Phosphatidylinositol 4-phosphate 5-kinase alpha negatively regulates nerve growth factor-induced neurite outgrowth in PC12 cells.
- Author:
Tian LIU
1
;
Sang Yoon LEE
Author Information
1. Neuroscience Graduate Program, Ajou University School of Medicine, Suwon, Korea. sangyoon@ajou.ac.kr
- Publication Type:Original Article ; Research Support, Non-U.S. Gov't
- Keywords:
Akt;
nerve growth factor;
neurite outgrowth;
PI3K;
phosphatidylinositol 4;
1-phosphatidylinositol-4-phosphate 5-kinase;
5-bisphosphate
- MeSH:
Animals;
Enzyme Activation/drug effects;
Gene Knockdown Techniques;
Mice;
Nerve Growth Factor/*pharmacology;
Neurites/drug effects/*enzymology;
PC12 Cells;
Phosphatidylinositol 3-Kinases/metabolism;
Phosphatidylinositol 4,5-Diphosphate/metabolism;
Phosphorylation/drug effects;
Phosphotransferases (Alcohol Group Acceptor)/*metabolism;
Proto-Oncogene Proteins c-akt/metabolism;
Rats;
Reactive Oxygen Species/metabolism;
Signal Transduction/drug effects
- From:Experimental & Molecular Medicine
2013;45(3):e16-
- CountryRepublic of Korea
- Language:English
-
Abstract:
Neurite outgrowth, a cell differentiation process involving membrane morphological changes, is critical for neuronal network and development.
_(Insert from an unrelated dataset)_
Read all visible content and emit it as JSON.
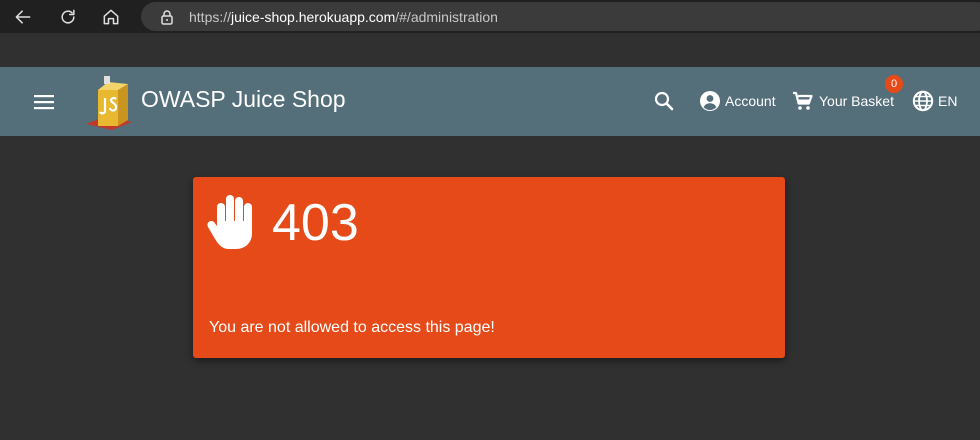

The membrane lipid, phosphatidylinositol (PI) 4,5-bisphosphate (PIP2), is a key regulator of many important cell surface events of membrane signaling, trafficking and dynamics. This lipid is produced mainly by the type I PI 4-phosphate 5-kinase (PIP5K) family members. In this study, we addressed whether PIP5Kalpha, an isoform of PIP5K, could have a role in neurite outgrowth induced by nerve growth factor (NGF). For this purpose, we knocked down PIP5Kalpha in PC12 rat pheochromocytoma cells by stable expression of PIP5Kalpha microRNA that significantly reduced PIP5Kalpha expression and PIP2 level. Interestingly, NGF-induced neurite outgrowth was more prominent in PIP5Kalpha-knockdown (KD) cells than in control cells. Conversely, add-back of PIP5Kalpha into PIP5Kalpha KD cells abrogated the effect of NGF on neurite outgrowth. NGF treatment activated PI 3-kinase (PI3K)/Akt pathway, which seemed to be associated with reactive oxygen species generation. Similar to the changes in neurite outgrowth, the PI3K/Akt activation by NGF was potentiated by PIP5Kalpha KD, but was attenuated by the reintroduction of PIP5Kalpha. Moreover, exogenously applied PIP2 to PIP5Kalpha KD cells also suppressed Akt activation by NGF. Together, our results suggest that PIP5Kalpha acts as a negative regulator of NGF-induced neurite outgrowth by inhibiting PI3K/Akt signaling pathway in PC12 cells.